CIMPA offers PLM Product Lifecycle Management (PLM) consulting and services with the overall objective to increase operational efficiency and performance. With around 940 employees, CIMPA is represented across Europe and provides services worldwide. CIMPA is headquartered in Blagnac (Toulouse), France. Other offices are located in Saint Aubin de Médoc (Bordeaux Area), Aix en Provence, Bouguenais (Nantes Suburbs) and Sèvres (Paris Area). Hamburg and Ottobrunn in Germany, Filton/Bristol in the United Kingdom and Madrid in Spain.

CIMPA operates on a worldwide basis in the aerospace and defense industry as well as automotive, energy and transportation.
The annual turnover reached 124 million € in 2019. It was a fully owned subsidiary of Airbus until sold to Sopra-Steria in 2015.

History 

CIMPA was founded in 1995 as a spin-off by employees of the Corporate Research Center of Aerospatiale (now Airbus) in Suresnes, France.
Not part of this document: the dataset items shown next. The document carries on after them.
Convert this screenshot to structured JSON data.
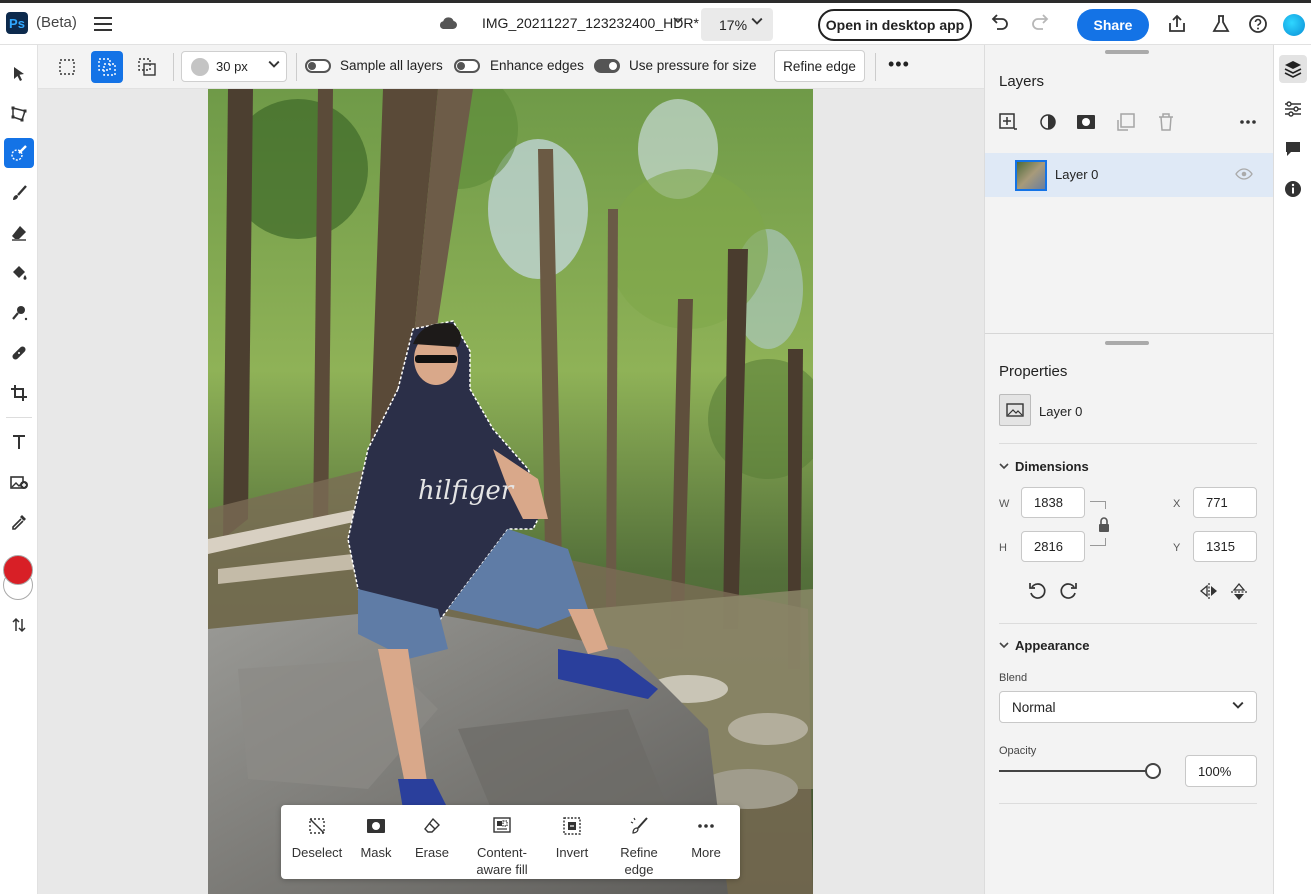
{
  "app": {
    "logo_text": "Ps",
    "beta_label": "(Beta)",
    "doc_title": "IMG_20211227_123232400_HDR*",
    "zoom": "17%",
    "open_desktop_label": "Open in desktop app",
    "share_label": "Share"
  },
  "options": {
    "brush_size": "30 px",
    "sample_all_layers_label": "Sample all layers",
    "sample_all_layers_on": false,
    "enhance_edges_label": "Enhance edges",
    "enhance_edges_on": false,
    "use_pressure_label": "Use pressure for size",
    "use_pressure_on": true,
    "refine_edge_label": "Refine edge"
  },
  "colors": {
    "foreground": "#d81f26",
    "background": "#ffffff",
    "accent": "#1473e6"
  },
  "taskbar": {
    "items": [
      {
        "label": "Deselect",
        "icon": "deselect-icon"
      },
      {
        "label": "Mask",
        "icon": "mask-icon"
      },
      {
        "label": "Erase",
        "icon": "eraser-icon"
      },
      {
        "label": "Content-",
        "label2": "aware fill",
        "icon": "content-aware-fill-icon"
      },
      {
        "label": "Invert",
        "icon": "invert-icon"
      },
      {
        "label": "Refine edge",
        "icon": "refine-edge-icon"
      },
      {
        "label": "More",
        "icon": "more-icon"
      }
    ]
  },
  "layers_panel": {
    "title": "Layers",
    "layers": [
      {
        "name": "Layer 0",
        "visible": true
      }
    ]
  },
  "properties_panel": {
    "title": "Properties",
    "layer_name": "Layer 0",
    "dimensions": {
      "title": "Dimensions",
      "w_label": "W",
      "h_label": "H",
      "x_label": "X",
      "y_label": "Y",
      "w": "1838",
      "h": "2816",
      "x": "771",
      "y": "1315"
    },
    "appearance": {
      "title": "Appearance",
      "blend_label": "Blend",
      "blend_value": "Normal",
      "opacity_label": "Opacity",
      "opacity_value": "100%",
      "opacity_fraction": 1.0
    }
  }
}
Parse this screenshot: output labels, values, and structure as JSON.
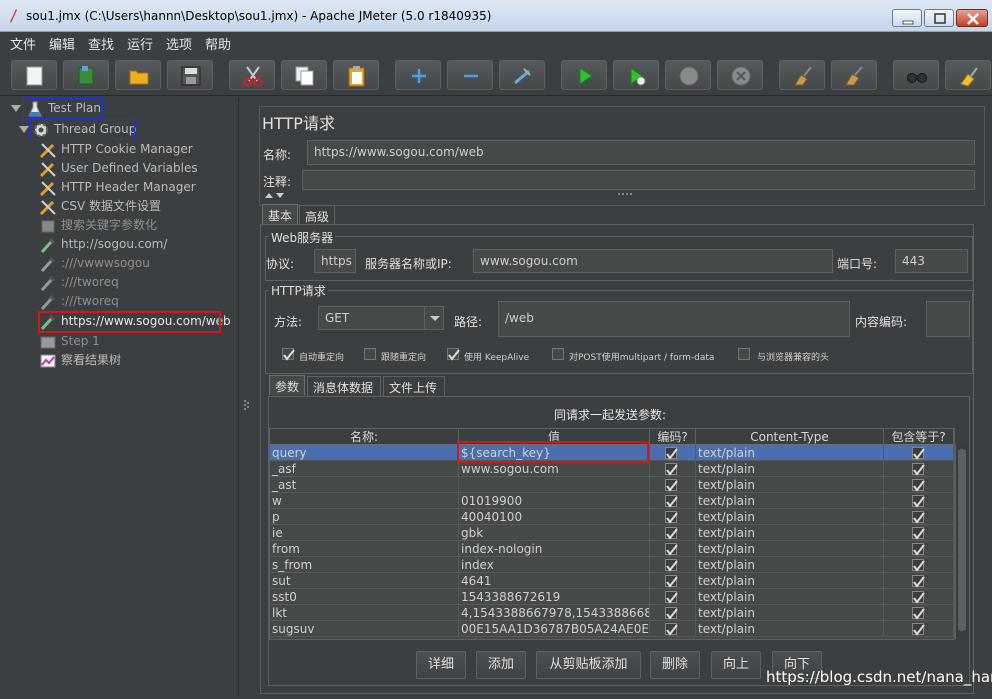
{
  "window": {
    "title": "sou1.jmx (C:\\Users\\hannn\\Desktop\\sou1.jmx) - Apache JMeter (5.0 r1840935)"
  },
  "menu": [
    "文件",
    "编辑",
    "查找",
    "运行",
    "选项",
    "帮助"
  ],
  "tree": {
    "items": [
      {
        "label": "Test Plan"
      },
      {
        "label": "Thread Group"
      },
      {
        "label": "HTTP Cookie Manager"
      },
      {
        "label": "User Defined Variables"
      },
      {
        "label": "HTTP Header Manager"
      },
      {
        "label": "CSV 数据文件设置"
      },
      {
        "label": "搜索关键字参数化"
      },
      {
        "label": "http://sogou.com/"
      },
      {
        "label": ":///vwwwsogou"
      },
      {
        "label": ":///tworeq"
      },
      {
        "label": ":///tworeq"
      },
      {
        "label": "https://www.sogou.com/web"
      },
      {
        "label": "Step 1"
      },
      {
        "label": "察看结果树"
      }
    ]
  },
  "panel": {
    "title": "HTTP请求",
    "name_label": "名称:",
    "name_value": "https://www.sogou.com/web",
    "comment_label": "注释:",
    "tabs": [
      "基本",
      "高级"
    ],
    "web_server": {
      "group_title": "Web服务器",
      "protocol_label": "协议:",
      "protocol_value": "https",
      "server_label": "服务器名称或IP:",
      "server_value": "www.sogou.com",
      "port_label": "端口号:",
      "port_value": "443"
    },
    "http_request": {
      "group_title": "HTTP请求",
      "method_label": "方法:",
      "method_value": "GET",
      "path_label": "路径:",
      "path_value": "/web",
      "encoding_label": "内容编码:"
    },
    "options": [
      {
        "label": "自动重定向",
        "checked": true
      },
      {
        "label": "跟随重定向",
        "checked": false
      },
      {
        "label": "使用 KeepAlive",
        "checked": true
      },
      {
        "label": "对POST使用multipart / form-data",
        "checked": false
      },
      {
        "label": "与浏览器兼容的头",
        "checked": false
      }
    ],
    "sub_tabs": [
      "参数",
      "消息体数据",
      "文件上传"
    ],
    "params_header": "同请求一起发送参数:",
    "columns": [
      "名称:",
      "值",
      "编码?",
      "Content-Type",
      "包含等于?"
    ],
    "rows": [
      {
        "name": "query",
        "value": "${search_key}",
        "type": "text/plain"
      },
      {
        "name": "_asf",
        "value": "www.sogou.com",
        "type": "text/plain"
      },
      {
        "name": "_ast",
        "value": "",
        "type": "text/plain"
      },
      {
        "name": "w",
        "value": "01019900",
        "type": "text/plain"
      },
      {
        "name": "p",
        "value": "40040100",
        "type": "text/plain"
      },
      {
        "name": "ie",
        "value": "gbk",
        "type": "text/plain"
      },
      {
        "name": "from",
        "value": "index-nologin",
        "type": "text/plain"
      },
      {
        "name": "s_from",
        "value": "index",
        "type": "text/plain"
      },
      {
        "name": "sut",
        "value": "4641",
        "type": "text/plain"
      },
      {
        "name": "sst0",
        "value": "1543388672619",
        "type": "text/plain"
      },
      {
        "name": "lkt",
        "value": "4,1543388667978,1543388668...",
        "type": "text/plain"
      },
      {
        "name": "sugsuv",
        "value": "00E15AA1D36787B05A24AE0E...",
        "type": "text/plain"
      }
    ],
    "buttons": [
      "详细",
      "添加",
      "从剪贴板添加",
      "删除",
      "向上",
      "向下"
    ]
  },
  "watermark": "https://blog.csdn.net/nana_han"
}
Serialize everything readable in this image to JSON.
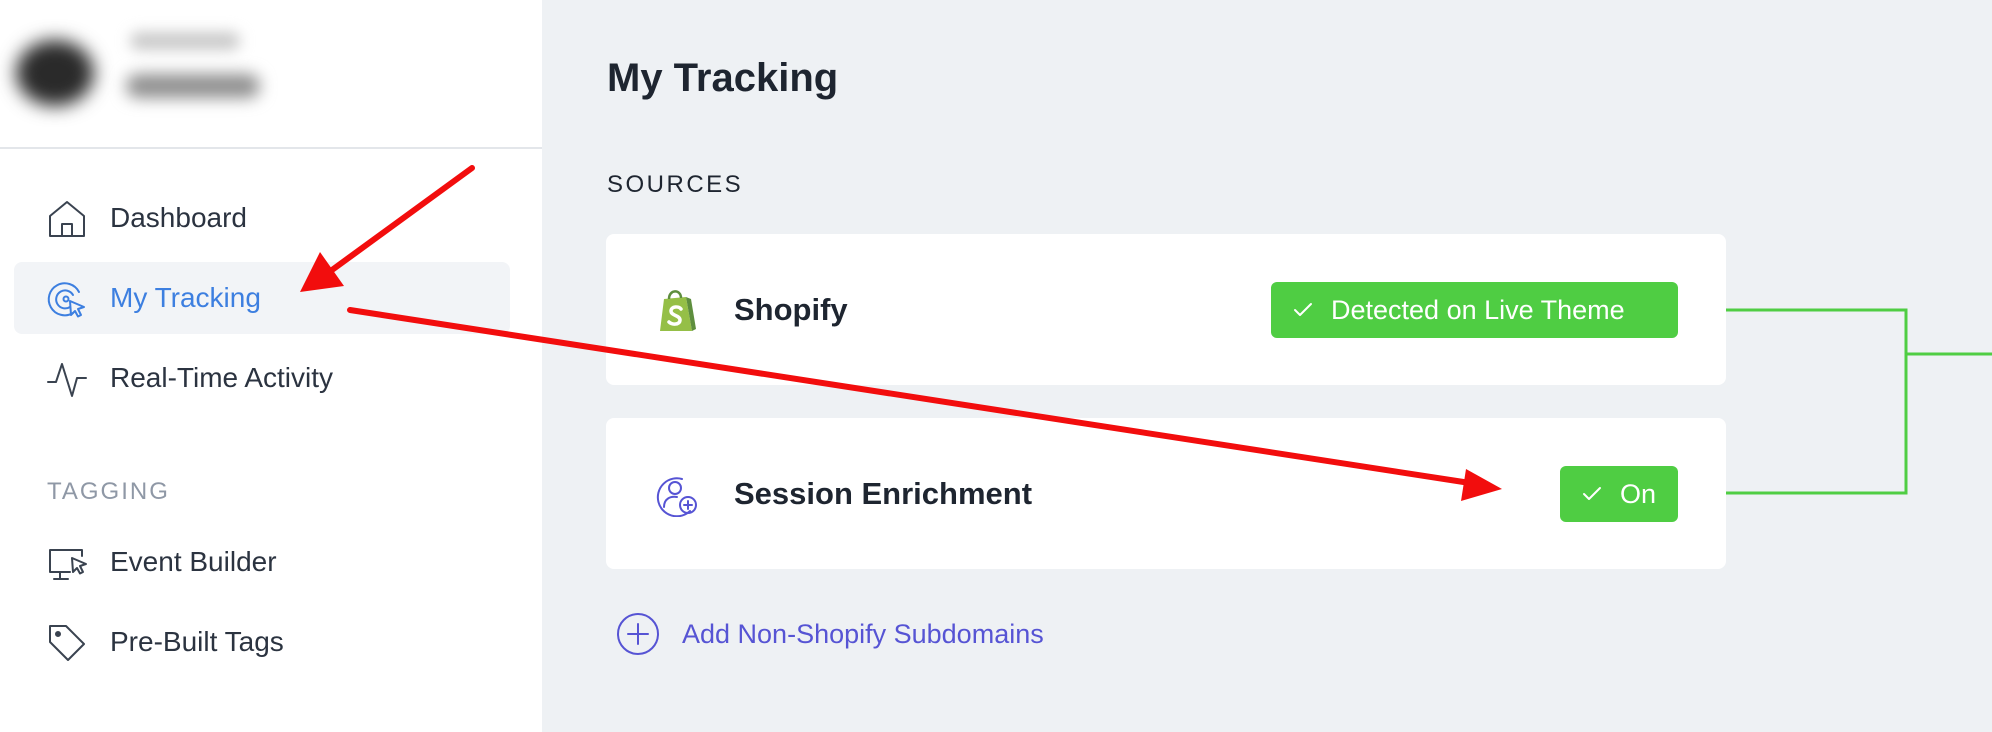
{
  "sidebar": {
    "nav": [
      {
        "label": "Dashboard",
        "icon": "home-icon",
        "active": false
      },
      {
        "label": "My Tracking",
        "icon": "target-cursor-icon",
        "active": true
      },
      {
        "label": "Real-Time Activity",
        "icon": "activity-pulse-icon",
        "active": false
      }
    ],
    "tagging_section": {
      "title": "TAGGING",
      "items": [
        {
          "label": "Event Builder",
          "icon": "monitor-cursor-icon"
        },
        {
          "label": "Pre-Built Tags",
          "icon": "tag-icon"
        }
      ]
    }
  },
  "main": {
    "title": "My Tracking",
    "sources_label": "SOURCES",
    "sources": [
      {
        "name": "Shopify",
        "icon": "shopify-bag-icon",
        "status": "Detected on Live Theme",
        "status_icon": "check-icon"
      },
      {
        "name": "Session Enrichment",
        "icon": "user-plus-icon",
        "status": "On",
        "status_icon": "check-icon"
      }
    ],
    "add_link": {
      "label": "Add Non-Shopify Subdomains",
      "icon": "plus-circle-icon"
    }
  },
  "colors": {
    "accent_blue": "#3d7fe0",
    "link_purple": "#5654d4",
    "status_green": "#4fcd43",
    "annotation_red": "#f20d0d",
    "connector_green": "#4fcd43"
  }
}
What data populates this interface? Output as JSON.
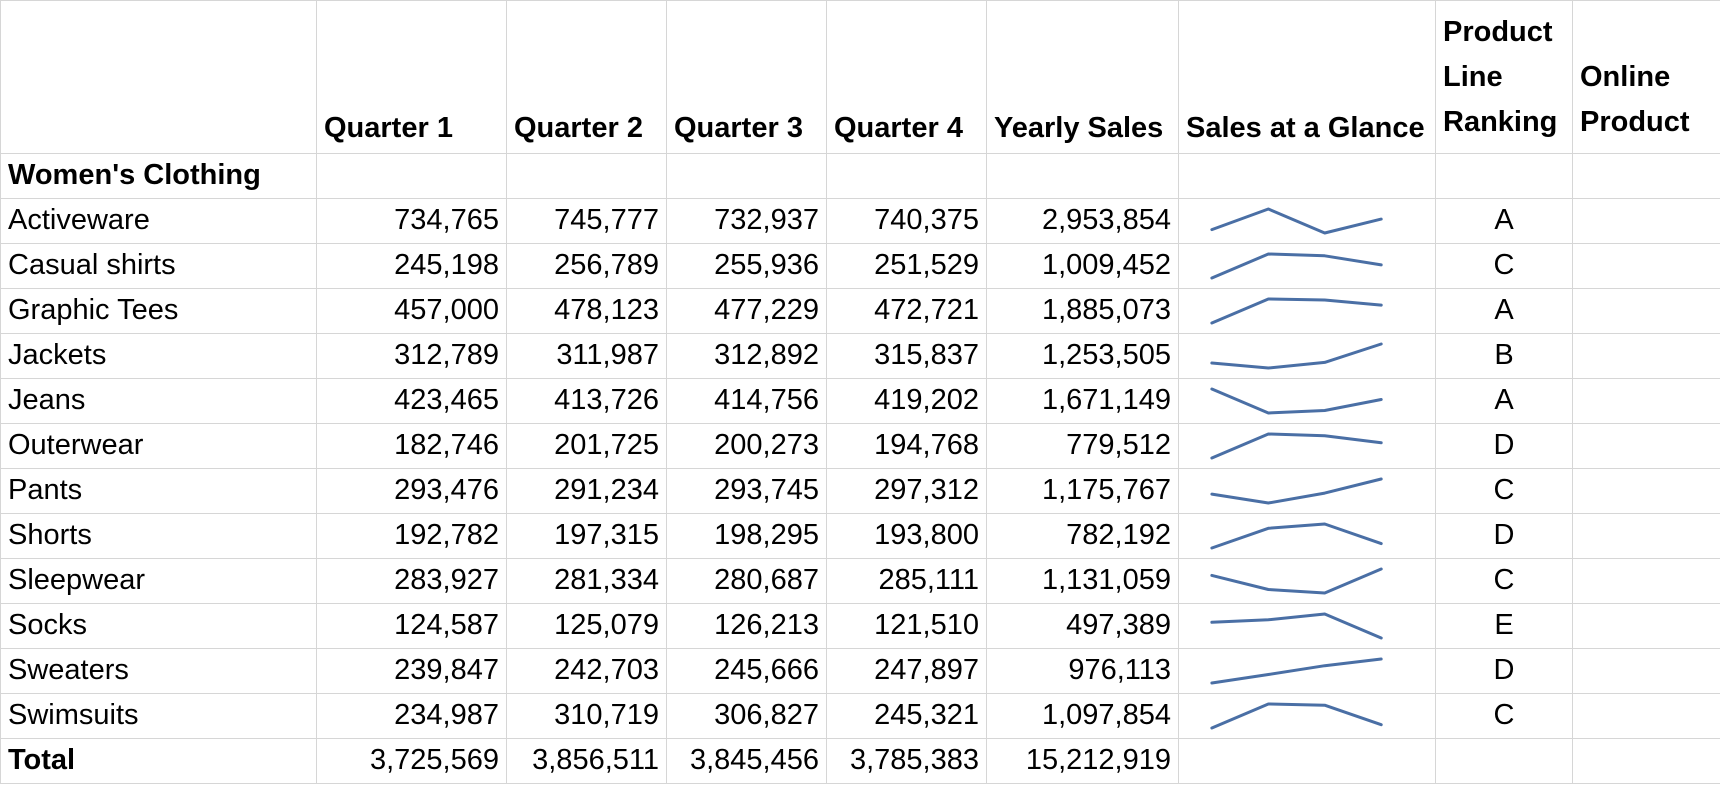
{
  "headers": {
    "category": "",
    "q1": "Quarter 1",
    "q2": "Quarter 2",
    "q3": "Quarter 3",
    "q4": "Quarter 4",
    "yearly": "Yearly Sales",
    "glance": "Sales at a Glance",
    "ranking": "Product Line Ranking",
    "online": "Online Product"
  },
  "section_label": "Women's Clothing",
  "rows": [
    {
      "name": "Activeware",
      "q": [
        734765,
        745777,
        732937,
        740375
      ],
      "q1": "734,765",
      "q2": "745,777",
      "q3": "732,937",
      "q4": "740,375",
      "yearly": "2,953,854",
      "rank": "A",
      "online": ""
    },
    {
      "name": "Casual shirts",
      "q": [
        245198,
        256789,
        255936,
        251529
      ],
      "q1": "245,198",
      "q2": "256,789",
      "q3": "255,936",
      "q4": "251,529",
      "yearly": "1,009,452",
      "rank": "C",
      "online": ""
    },
    {
      "name": "Graphic Tees",
      "q": [
        457000,
        478123,
        477229,
        472721
      ],
      "q1": "457,000",
      "q2": "478,123",
      "q3": "477,229",
      "q4": "472,721",
      "yearly": "1,885,073",
      "rank": "A",
      "online": ""
    },
    {
      "name": "Jackets",
      "q": [
        312789,
        311987,
        312892,
        315837
      ],
      "q1": "312,789",
      "q2": "311,987",
      "q3": "312,892",
      "q4": "315,837",
      "yearly": "1,253,505",
      "rank": "B",
      "online": ""
    },
    {
      "name": "Jeans",
      "q": [
        423465,
        413726,
        414756,
        419202
      ],
      "q1": "423,465",
      "q2": "413,726",
      "q3": "414,756",
      "q4": "419,202",
      "yearly": "1,671,149",
      "rank": "A",
      "online": ""
    },
    {
      "name": "Outerwear",
      "q": [
        182746,
        201725,
        200273,
        194768
      ],
      "q1": "182,746",
      "q2": "201,725",
      "q3": "200,273",
      "q4": "194,768",
      "yearly": "779,512",
      "rank": "D",
      "online": ""
    },
    {
      "name": "Pants",
      "q": [
        293476,
        291234,
        293745,
        297312
      ],
      "q1": "293,476",
      "q2": "291,234",
      "q3": "293,745",
      "q4": "297,312",
      "yearly": "1,175,767",
      "rank": "C",
      "online": ""
    },
    {
      "name": "Shorts",
      "q": [
        192782,
        197315,
        198295,
        193800
      ],
      "q1": "192,782",
      "q2": "197,315",
      "q3": "198,295",
      "q4": "193,800",
      "yearly": "782,192",
      "rank": "D",
      "online": ""
    },
    {
      "name": "Sleepwear",
      "q": [
        283927,
        281334,
        280687,
        285111
      ],
      "q1": "283,927",
      "q2": "281,334",
      "q3": "280,687",
      "q4": "285,111",
      "yearly": "1,131,059",
      "rank": "C",
      "online": ""
    },
    {
      "name": "Socks",
      "q": [
        124587,
        125079,
        126213,
        121510
      ],
      "q1": "124,587",
      "q2": "125,079",
      "q3": "126,213",
      "q4": "121,510",
      "yearly": "497,389",
      "rank": "E",
      "online": ""
    },
    {
      "name": "Sweaters",
      "q": [
        239847,
        242703,
        245666,
        247897
      ],
      "q1": "239,847",
      "q2": "242,703",
      "q3": "245,666",
      "q4": "247,897",
      "yearly": "976,113",
      "rank": "D",
      "online": ""
    },
    {
      "name": "Swimsuits",
      "q": [
        234987,
        310719,
        306827,
        245321
      ],
      "q1": "234,987",
      "q2": "310,719",
      "q3": "306,827",
      "q4": "245,321",
      "yearly": "1,097,854",
      "rank": "C",
      "online": ""
    }
  ],
  "total": {
    "label": "Total",
    "q1": "3,725,569",
    "q2": "3,856,511",
    "q3": "3,845,456",
    "q4": "3,785,383",
    "yearly": "15,212,919"
  },
  "colors": {
    "sparkline": "#4a6fa5",
    "gridline": "#d6d6d6"
  }
}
CIMPA quickly expanded naturally to Toulouse and Nantes (France) for Aerospatiale projects, in Hamburg in 2001 (Germany) for new European Aerospace consortium EADS projects, then, in 2006 Filton (UK) and in Madrid in 2013 (Spain). In 2003, as an established company in the aviation and aerospace industry, CIMPA became a 100% owned subsidiary of Airbus SAS. From this point on, the name Airbus CIMPA or CIMPA SAS/ GmbH/Ltd is used. With further business in the south of Germany, CIMPA opened offices in Ottobrunn (2011).

Since October 2015 CIMPA is a 100% owned subsidiary of Sopra Steria Group.

Products and support 
CIMPA PLM Services  are based on effective business processes, integrated information systems, smooth supplier collaboration and In-Service Lifecycle Management, particularly in connection with CAD, CAM and PDM software. CIMPA offers customised solutions along the entire process chain without being bound to software vendors. 
The offer covers all the product lifecycle phases, from creating or refreshing a PLM strategy to deploying processes, methods and tools as well as educating and training

The service offering includes:
Business Processes
Consulting
Solution integration
Support and Training

CIMPA is specialized in complex IS/IT products, processes and supports:
Application consulting
Configuration management
Optimisation of project and programme management
PDM implementation, integration & support
PLM harmonisation projects
Process optimisation
Supplier collaboration
Technical training & workshops

CIMPA addresses the Aerospace and Defence, Automotive, Energy and Transportation industries.